If God was a person, sitting across from you right now, how would he look at you? When you’d talk to Him, what expression would animate His face? Would it be like your Dad’s—that time you did that thing, and he grounded you for a month? Or would it look like your mom’s, the time you told her you messed up? You were afraid she’d be angry, but instead, she held you even though you thought you were too big for holding.
If Jesus met you for coffee, do you think you’d look at Him in the eye? When He asks you how you’re doing, and you start explaining the thing that is breaking your heart right now—do you think He’d roll his eyes? As if to say, “Here she goes again.” Or would He listen, like your best friend does? His eyes never leaving you, and only interrupting to ask good, related questions to your struggles. Would annoyance flood His face? Or compassion?
When you go about your day to day life, how do you think God looks at you? Writer, Anne Lamott says, “You can safely assume you’ve created God in your own image when it turns out that God hates all the same people you do.” I have always taken this at face value, thinking it means only the people outside of you that you hate. But the truth is, some of us hate ourselves more than anyone we’ve ever met. And, somewhere along the line we began to think, God must too.
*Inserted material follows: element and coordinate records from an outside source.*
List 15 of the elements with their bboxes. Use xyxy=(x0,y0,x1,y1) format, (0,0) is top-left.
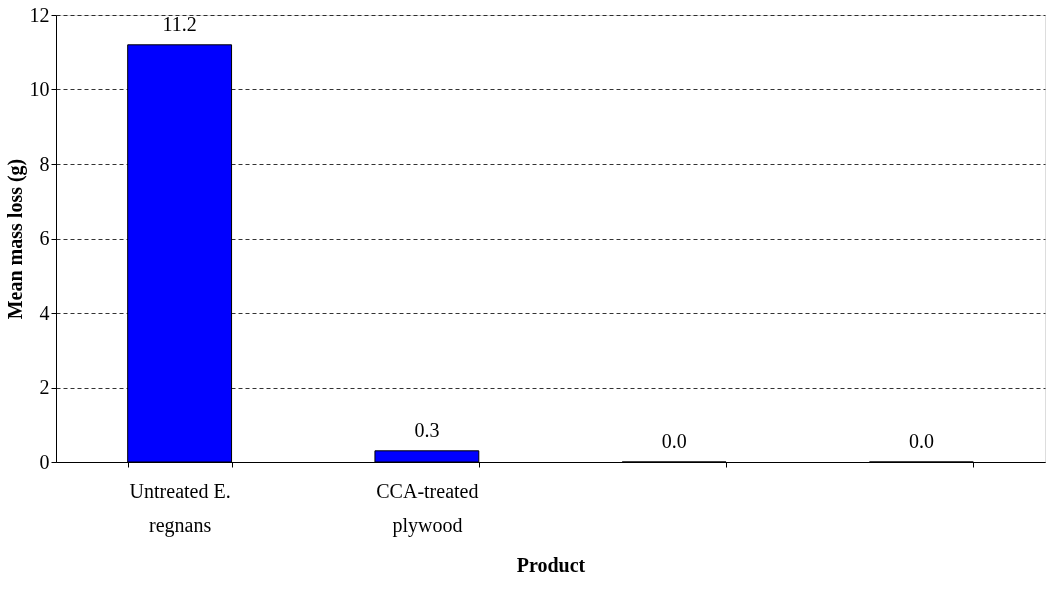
data-label: 0.0 xyxy=(908,430,934,452)
data-label: 0.3 xyxy=(414,418,440,441)
x-tick-label: Untreated E. regnans xyxy=(129,479,231,537)
x-tick-label: CCA-treated plywood xyxy=(376,479,479,537)
y-axis-title: Mean mass loss (g) xyxy=(3,158,27,320)
y-tick-label: 6 xyxy=(39,227,50,249)
x-axis-title: Product xyxy=(516,553,586,576)
data-label: 0.0 xyxy=(661,430,687,452)
y-tick-label: 0 xyxy=(39,450,50,473)
y-tick-label: 12 xyxy=(29,3,50,26)
y-tick-label: 10 xyxy=(29,78,50,100)
y-tick-label: 4 xyxy=(39,301,50,324)
data-label: 11.2 xyxy=(162,12,197,35)
y-tick-label: 8 xyxy=(39,152,50,175)
y-tick-label: 2 xyxy=(39,376,50,398)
Hate is such a strong word. Too strong for me to ever use in describing how I feel about myself. Yet I would be lying, if I said I haven’t projected my own bad feelings about myself on God. As if I never thought He was so over my struggles with food, so disappointed in the decisions I made about boys, or so sick and tired of my prayers. Sometimes, we make God in our own image and decide He doesn’t like us.
But God wouldn’t be God, if we created Him. God wouldn’t be God if His opinions were exactly like mine. And finally God wouldn’t be God, if love wasn’t how He feels about all of His children (John 3:16). Sure, many of our actions grieve Him. Yes, He is calling us to live lives different from what we gravitate towards—ones that will bring us true life and freedom. But that doesn’t mean He has stone walled us. It doesn’t mean He would treat us like an angry authoritarian or an uninterested friend.
Perhaps we have been too busy making God in our own image. Perhaps we have spent too much time away from His Word that we have forgotten what is true. Or perhaps, we’ve never heard the truth and so all we have to go off of, is our image. Whatever the case, wherever we are, God has not changed (Malachi 3:6). His love is greater than all of our mistakes or places of shame. And the way that He is looking at you today, is quite possibly better than you can imagine (Zephaniah 3:17).
How have you imagined God looks at you?
How is God really looking at you today?